Калейдоскоп моего сердца (ЛП) - Контрерас Клэр
— Ты боишься щекотки, — сказала она, глядя на меня с удивлением. Я не боялся, но, когда она касалась меня вот так, мои мышцы сокращались, поэтому я пожал плечами и позволил ей думать, что будто бы боялся. Мне не хотелось торопить ее, поэтому позволил ей полностью раздеть меня. Позволил ей взять на себя инициативу и решить, что будет дальше.
— Ты красивый, — вздохнула она, когда я стоял перед ней голый. Ее рука потянулась и схватила мой член, и он подпрыгнул в ее руках.

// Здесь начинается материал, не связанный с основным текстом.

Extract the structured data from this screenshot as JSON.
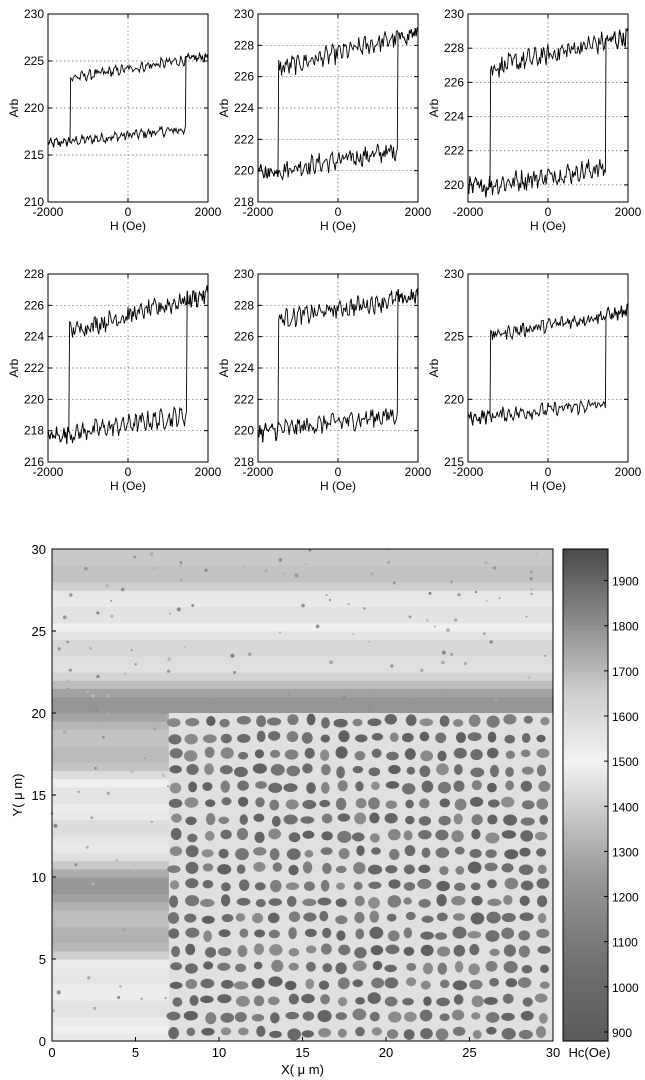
{
  "chart_data": [
    {
      "type": "line",
      "xlabel": "H (Oe)",
      "ylabel": "Arb",
      "xlim": [
        -2000,
        2000
      ],
      "ylim": [
        210,
        230
      ],
      "xticks": [
        -2000,
        0,
        2000
      ],
      "yticks": [
        210,
        215,
        220,
        225,
        230
      ],
      "grid": true,
      "loop": {
        "hc": 1450,
        "lower": [
          216.2,
          218.0
        ],
        "upper": [
          222.8,
          225.5
        ],
        "noise": 0.45,
        "slope_variation": 0.5
      }
    },
    {
      "type": "line",
      "xlabel": "H (Oe)",
      "ylabel": "Arb",
      "xlim": [
        -2000,
        2000
      ],
      "ylim": [
        218,
        230
      ],
      "xticks": [
        -2000,
        0,
        2000
      ],
      "yticks": [
        218,
        220,
        222,
        224,
        226,
        228,
        230
      ],
      "grid": true,
      "loop": {
        "hc": 1500,
        "lower": [
          219.8,
          221.5
        ],
        "upper": [
          226.2,
          228.8
        ],
        "noise": 0.5,
        "slope_variation": 0.5
      }
    },
    {
      "type": "line",
      "xlabel": "H (Oe)",
      "ylabel": "Arb",
      "xlim": [
        -2000,
        2000
      ],
      "ylim": [
        219,
        230
      ],
      "xticks": [
        -2000,
        0,
        2000
      ],
      "yticks": [
        220,
        222,
        224,
        226,
        228,
        230
      ],
      "grid": true,
      "loop": {
        "hc": 1450,
        "lower": [
          219.8,
          221.2
        ],
        "upper": [
          226.5,
          228.7
        ],
        "noise": 0.5,
        "slope_variation": 0.5
      }
    },
    {
      "type": "line",
      "xlabel": "H (Oe)",
      "ylabel": "Arb",
      "xlim": [
        -2000,
        2000
      ],
      "ylim": [
        216,
        228
      ],
      "xticks": [
        -2000,
        0,
        2000
      ],
      "yticks": [
        216,
        218,
        220,
        222,
        224,
        226,
        228
      ],
      "grid": true,
      "loop": {
        "hc": 1480,
        "lower": [
          217.6,
          219.2
        ],
        "upper": [
          224.0,
          226.7
        ],
        "noise": 0.5,
        "slope_variation": 0.5
      }
    },
    {
      "type": "line",
      "xlabel": "H (Oe)",
      "ylabel": "Arb",
      "xlim": [
        -2000,
        2000
      ],
      "ylim": [
        218,
        230
      ],
      "xticks": [
        -2000,
        0,
        2000
      ],
      "yticks": [
        218,
        220,
        222,
        224,
        226,
        228,
        230
      ],
      "grid": true,
      "loop": {
        "hc": 1500,
        "lower": [
          219.9,
          221.2
        ],
        "upper": [
          226.9,
          228.6
        ],
        "noise": 0.5,
        "slope_variation": 0.5
      }
    },
    {
      "type": "line",
      "xlabel": "H (Oe)",
      "ylabel": "Arb",
      "xlim": [
        -2000,
        2000
      ],
      "ylim": [
        215,
        230
      ],
      "xticks": [
        -2000,
        0,
        2000
      ],
      "yticks": [
        215,
        220,
        225,
        230
      ],
      "grid": true,
      "loop": {
        "hc": 1450,
        "lower": [
          218.5,
          219.8
        ],
        "upper": [
          224.8,
          227.0
        ],
        "noise": 0.45,
        "slope_variation": 0.5
      }
    },
    {
      "type": "heatmap",
      "xlabel": "X( μ m)",
      "ylabel": "Y( μ m)",
      "xlim": [
        0,
        30
      ],
      "ylim": [
        0,
        30
      ],
      "xticks": [
        0,
        5,
        10,
        15,
        20,
        25,
        30
      ],
      "yticks": [
        0,
        5,
        10,
        15,
        20,
        25,
        30
      ],
      "colorbar_label": "Hc(Oe)",
      "colorbar_ticks": [
        900,
        1000,
        1100,
        1200,
        1300,
        1400,
        1500,
        1600,
        1700,
        1800,
        1900
      ],
      "colorbar_range": [
        880,
        1970
      ],
      "background_hc": 1400,
      "patterned_region": {
        "x": [
          7,
          30
        ],
        "y": [
          0,
          20
        ]
      },
      "dot_pitch_um": 1.0,
      "dot_hc": 1000,
      "matrix_hc": 1450,
      "colormap": [
        {
          "v": 880,
          "color": "#5a5a5a"
        },
        {
          "v": 1050,
          "color": "#707070"
        },
        {
          "v": 1250,
          "color": "#999999"
        },
        {
          "v": 1500,
          "color": "#f2f2f2"
        },
        {
          "v": 1650,
          "color": "#cfcfcf"
        },
        {
          "v": 1800,
          "color": "#909090"
        },
        {
          "v": 1970,
          "color": "#4a4a4a"
        }
      ]
    }
  ]
}
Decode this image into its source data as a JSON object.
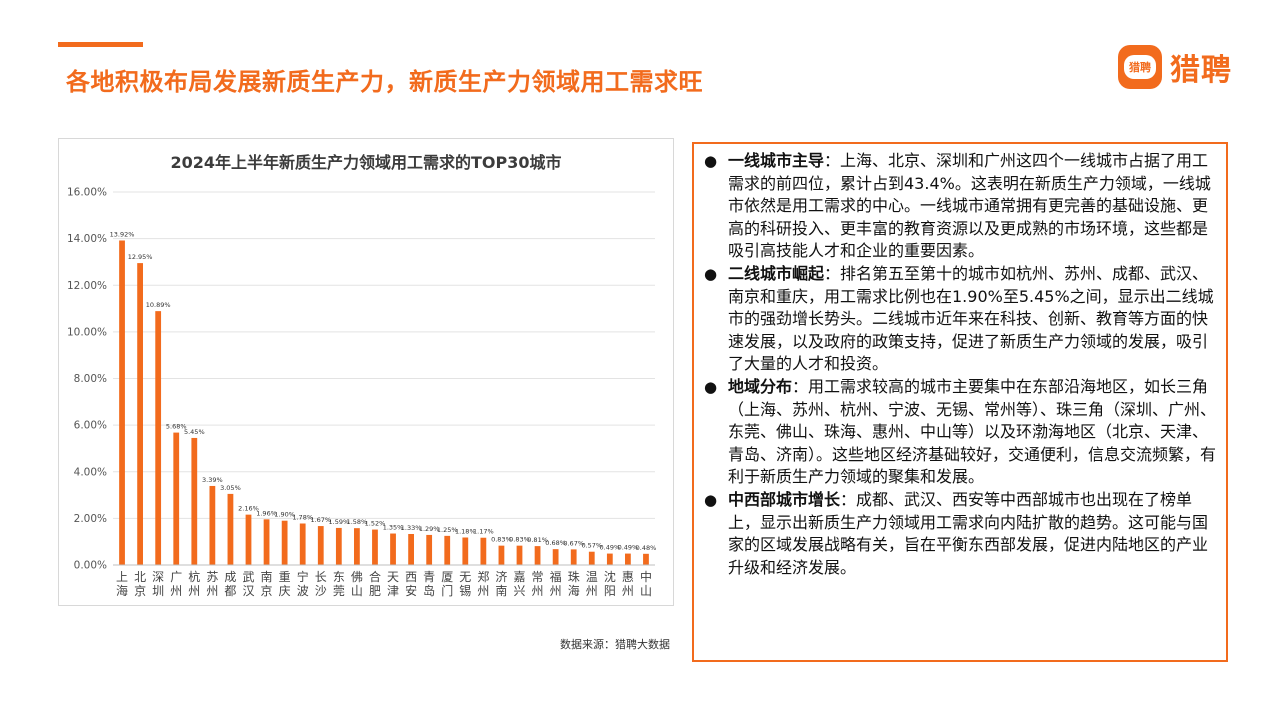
{
  "header": {
    "title": "各地积极布局发展新质生产力，新质生产力领域用工需求旺",
    "logo_badge": "猎聘",
    "logo_text": "猎聘"
  },
  "colors": {
    "accent": "#F26B1D",
    "bar": "#F26B1D",
    "grid": "#e3e3e3"
  },
  "chart_data": {
    "type": "bar",
    "title": "2024年上半年新质生产力领域用工需求的TOP30城市",
    "categories": [
      "上海",
      "北京",
      "深圳",
      "广州",
      "杭州",
      "苏州",
      "成都",
      "武汉",
      "南京",
      "重庆",
      "宁波",
      "长沙",
      "东莞",
      "佛山",
      "合肥",
      "天津",
      "西安",
      "青岛",
      "厦门",
      "无锡",
      "郑州",
      "济南",
      "嘉兴",
      "常州",
      "福州",
      "珠海",
      "温州",
      "沈阳",
      "惠州",
      "中山"
    ],
    "values": [
      13.92,
      12.95,
      10.89,
      5.68,
      5.45,
      3.39,
      3.05,
      2.16,
      1.96,
      1.9,
      1.78,
      1.67,
      1.59,
      1.58,
      1.52,
      1.35,
      1.33,
      1.29,
      1.25,
      1.18,
      1.17,
      0.83,
      0.83,
      0.81,
      0.68,
      0.67,
      0.57,
      0.49,
      0.49,
      0.48
    ],
    "data_labels": [
      "13.92%",
      "12.95%",
      "10.89%",
      "5.68%",
      "5.45%",
      "3.39%",
      "3.05%",
      "2.16%",
      "1.96%",
      "1.90%",
      "1.78%",
      "1.67%",
      "1.59%",
      "1.58%",
      "1.52%",
      "1.35%",
      "1.33%",
      "1.29%",
      "1.25%",
      "1.18%",
      "1.17%",
      "0.83%",
      "0.83%",
      "0.81%",
      "0.68%",
      "0.67%",
      "0.57%",
      "0.49%",
      "0.49%",
      "0.48%"
    ],
    "yticks": [
      "0.00%",
      "2.00%",
      "4.00%",
      "6.00%",
      "8.00%",
      "10.00%",
      "12.00%",
      "14.00%",
      "16.00%"
    ],
    "ylim": [
      0,
      16
    ],
    "xlabel": "",
    "ylabel": "",
    "grid": true
  },
  "source": "数据来源：猎聘大数据",
  "bullets": [
    {
      "head": "一线城市主导",
      "text": "：上海、北京、深圳和广州这四个一线城市占据了用工需求的前四位，累计占到43.4%。这表明在新质生产力领域，一线城市依然是用工需求的中心。一线城市通常拥有更完善的基础设施、更高的科研投入、更丰富的教育资源以及更成熟的市场环境，这些都是吸引高技能人才和企业的重要因素。"
    },
    {
      "head": "二线城市崛起",
      "text": "：排名第五至第十的城市如杭州、苏州、成都、武汉、南京和重庆，用工需求比例也在1.90%至5.45%之间，显示出二线城市的强劲增长势头。二线城市近年来在科技、创新、教育等方面的快速发展，以及政府的政策支持，促进了新质生产力领域的发展，吸引了大量的人才和投资。"
    },
    {
      "head": "地域分布",
      "text": "：用工需求较高的城市主要集中在东部沿海地区，如长三角（上海、苏州、杭州、宁波、无锡、常州等）、珠三角（深圳、广州、东莞、佛山、珠海、惠州、中山等）以及环渤海地区（北京、天津、青岛、济南）。这些地区经济基础较好，交通便利，信息交流频繁，有利于新质生产力领域的聚集和发展。"
    },
    {
      "head": "中西部城市增长",
      "text": "：成都、武汉、西安等中西部城市也出现在了榜单上，显示出新质生产力领域用工需求向内陆扩散的趋势。这可能与国家的区域发展战略有关，旨在平衡东西部发展，促进内陆地区的产业升级和经济发展。"
    }
  ]
}
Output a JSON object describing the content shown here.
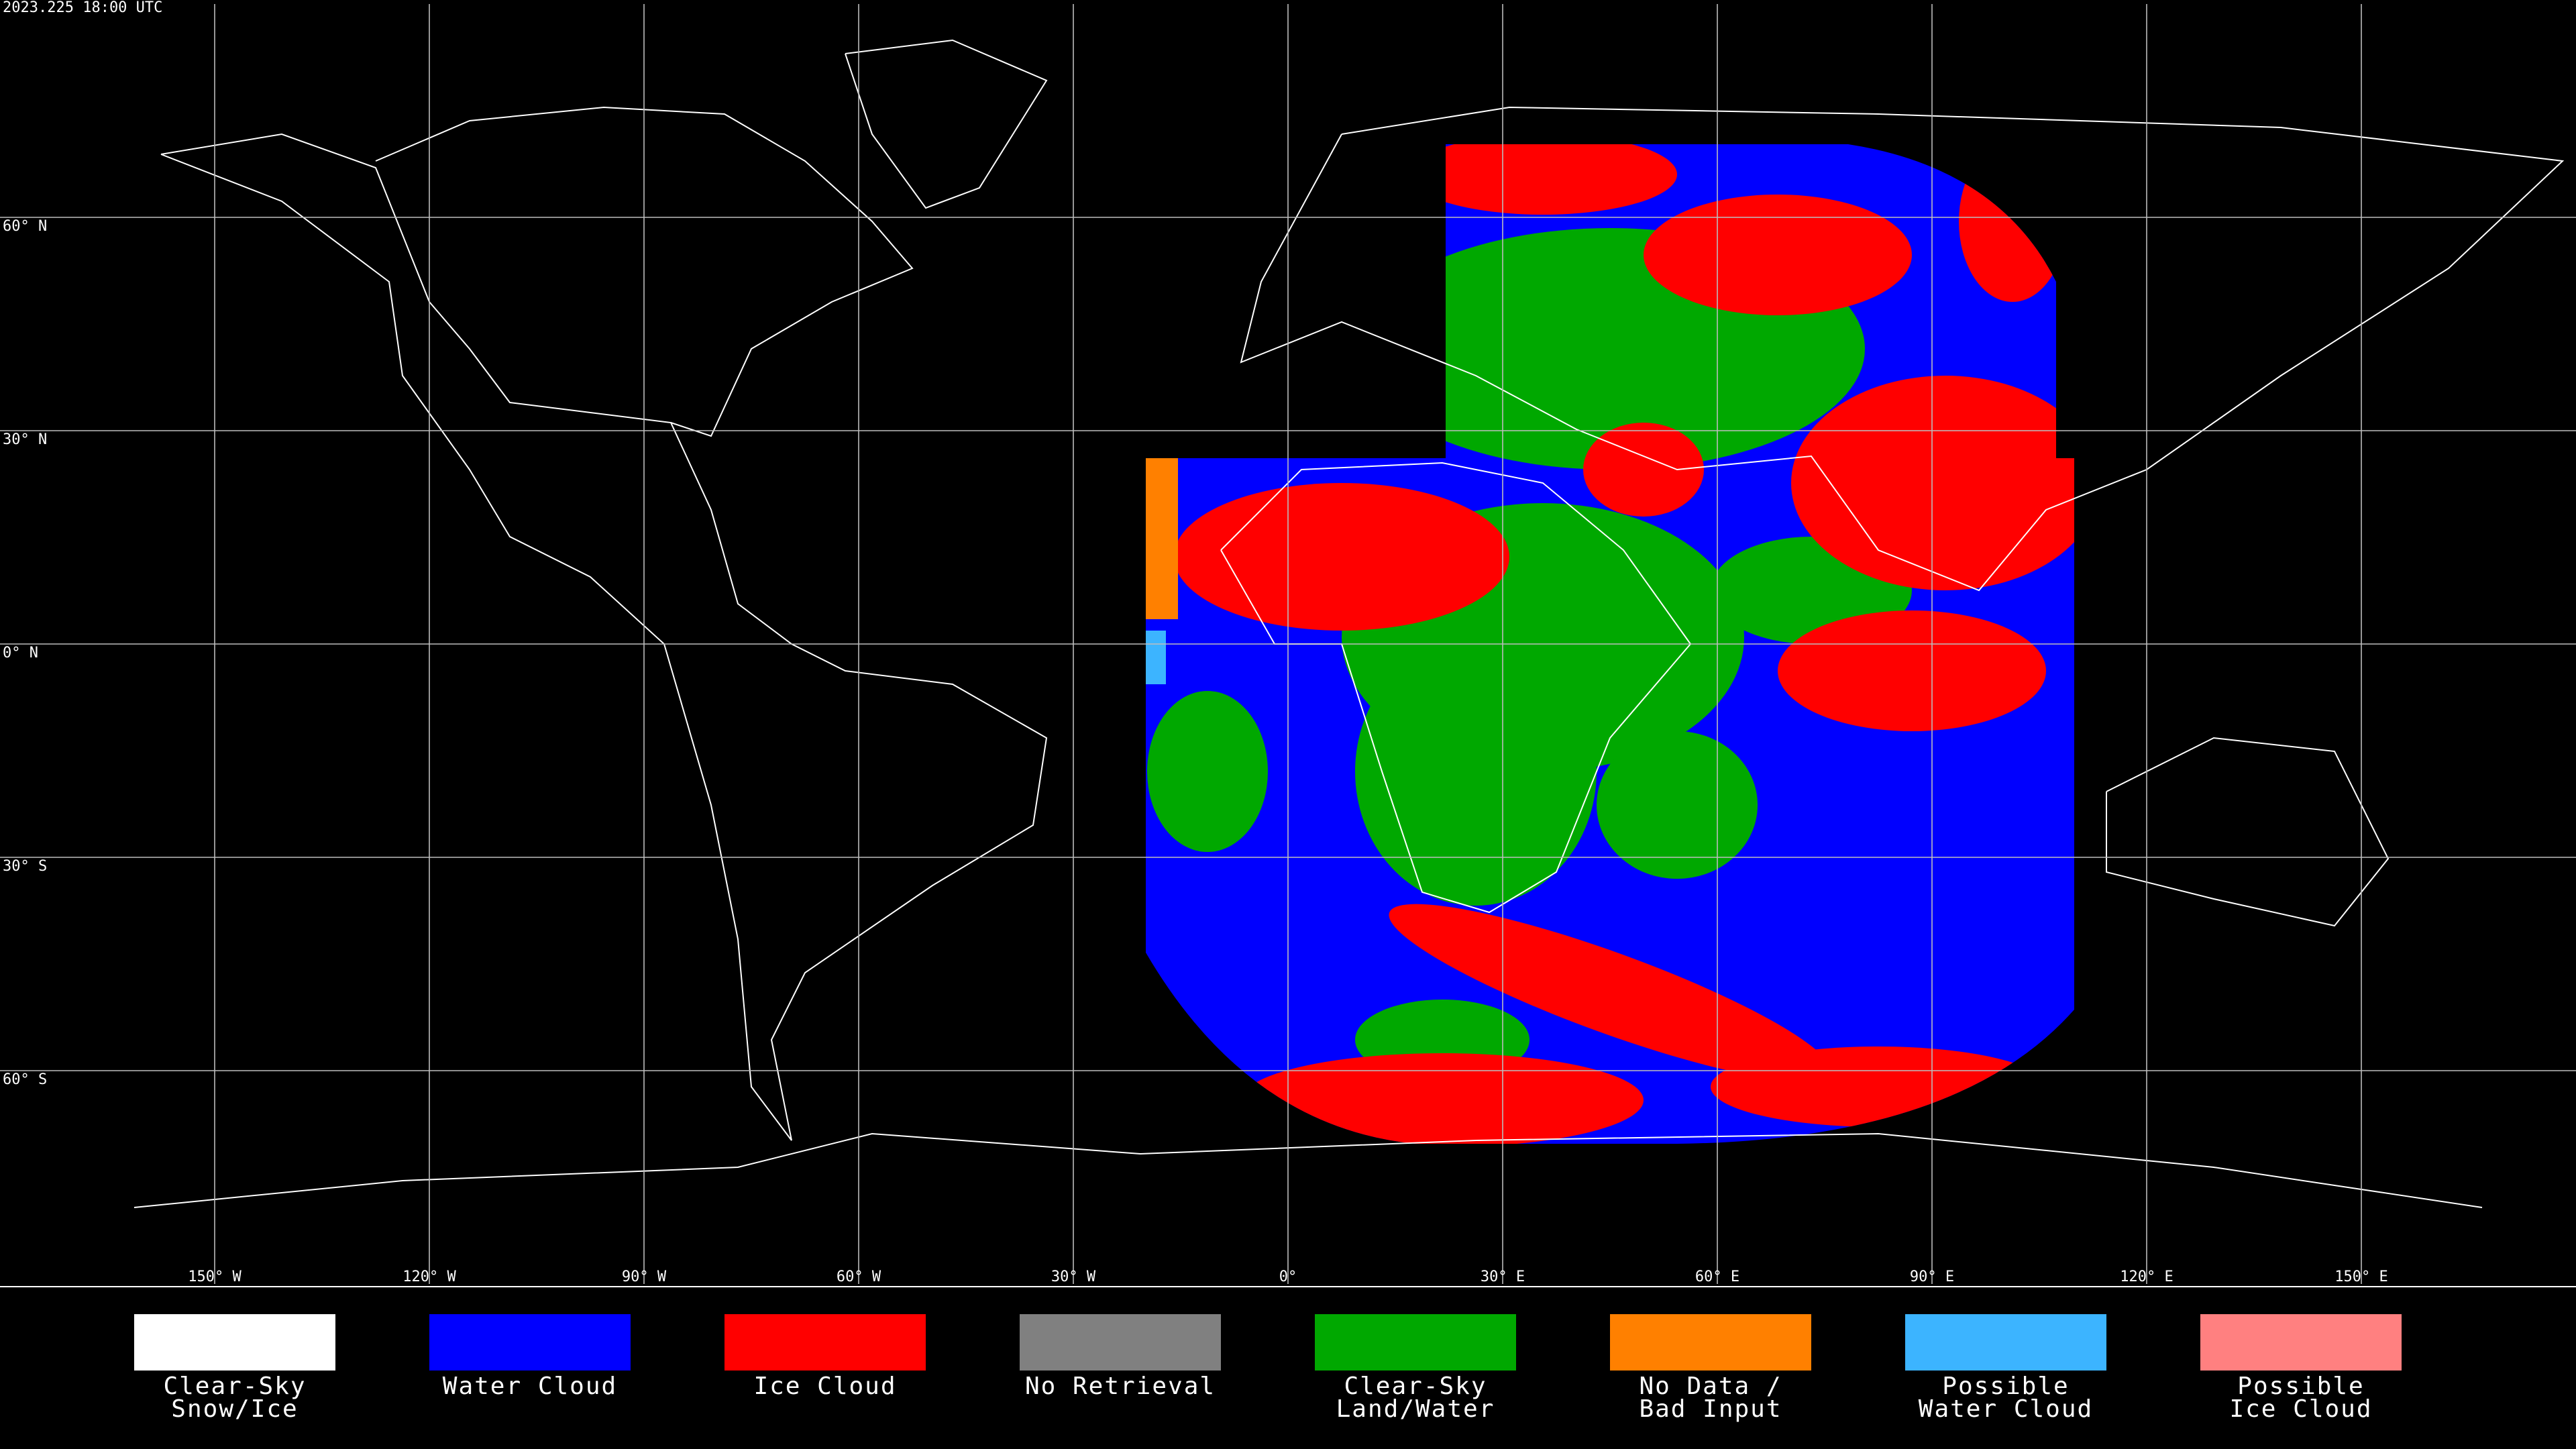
{
  "header": {
    "timestamp": "2023.225 18:00 UTC"
  },
  "map": {
    "lat_lines": [
      {
        "value": 60,
        "label": "60° N"
      },
      {
        "value": 30,
        "label": "30° N"
      },
      {
        "value": 0,
        "label": "0° N"
      },
      {
        "value": -30,
        "label": "30° S"
      },
      {
        "value": -60,
        "label": "60° S"
      }
    ],
    "lon_lines": [
      {
        "value": -150,
        "label": "150° W"
      },
      {
        "value": -120,
        "label": "120° W"
      },
      {
        "value": -90,
        "label": "90° W"
      },
      {
        "value": -60,
        "label": "60° W"
      },
      {
        "value": -30,
        "label": "30° W"
      },
      {
        "value": 0,
        "label": "0°"
      },
      {
        "value": 30,
        "label": "30° E"
      },
      {
        "value": 60,
        "label": "60° E"
      },
      {
        "value": 90,
        "label": "90° E"
      },
      {
        "value": 120,
        "label": "120° E"
      },
      {
        "value": 150,
        "label": "150° E"
      }
    ]
  },
  "legend": [
    {
      "label": [
        "Clear-Sky",
        "Snow/Ice"
      ],
      "color": "#ffffff"
    },
    {
      "label": [
        "Water Cloud"
      ],
      "color": "#0000ff"
    },
    {
      "label": [
        "Ice Cloud"
      ],
      "color": "#ff0000"
    },
    {
      "label": [
        "No Retrieval"
      ],
      "color": "#808080"
    },
    {
      "label": [
        "Clear-Sky",
        "Land/Water"
      ],
      "color": "#00a800"
    },
    {
      "label": [
        "No Data /",
        "Bad Input"
      ],
      "color": "#ff8000"
    },
    {
      "label": [
        "Possible",
        "Water Cloud"
      ],
      "color": "#3cb4ff"
    },
    {
      "label": [
        "Possible",
        "Ice Cloud"
      ],
      "color": "#ff8080"
    }
  ]
}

Я застонал, кусая губу и откидывая голову назад, прося всех богов, пожалуйста, дать мне достаточно терпения, чтобы не кончить в ее руки, когда она поглаживала меня вот так. Моему контролю пришел конец, и я шагнул вперед, потянувшись за подолом ее рубашки. Я наблюдал за ней и ждал ее согласия, на что она одобрительно кивнула. Сняв рубашку, я уставился на ее голую грудь. Я представлял миллион раз, как она выглядела, и ни один из них не совпадал с реальностью. Она была просто…идеальной. Я расстегнул ее юбку и позволил ей плавно упасть возле каблуков, которые были на ней. Затем я опустил голову и поцеловал ее медленным и неторопливым поцелуем, постепенно углубляясь по мере того, как мои руки касались ее тела. Мои губы оставили ее и спустились к шее, ключице, ложбинке между грудей… затем я втянул каждый сосок в рот. Она схватилась за мои волосы с глубоким стоном одобрения, поэтому я продолжал оставлять поцелуи по ее телу и над трусиками, которые я стянул зубами, а потом снял каждую туфлю.
Я все еще был на коленях, поднимаясь выше, когда всплеск желания ударил меня, как десятифутовая волна. Я остановился и посмотрел ей в глаза, дотянувшись до ее бедер, чтобы раздвинуть их. Она пристально смотрела на меня, как будто я был загадкой, которую ей нужно было разгадать.
— Кровать? — спросил я, когда мои руки поглаживали ее бедра. Она кивнула, губы раскрылись. Я встал и отнес ее на кровать, как невесту. Никто из нас не говорил, когда я снова двигался по ее телу, мой рот целовал, дразнил, сообщал, как сильно я хотел ее. Тело Элли сотрясалось против моих влажных губ, и она тянула меня за волосы, произнося мое имя снова и снова. ''«Оливер, о, Оливер»''. Я никогда не слышал такой красивой мелодии.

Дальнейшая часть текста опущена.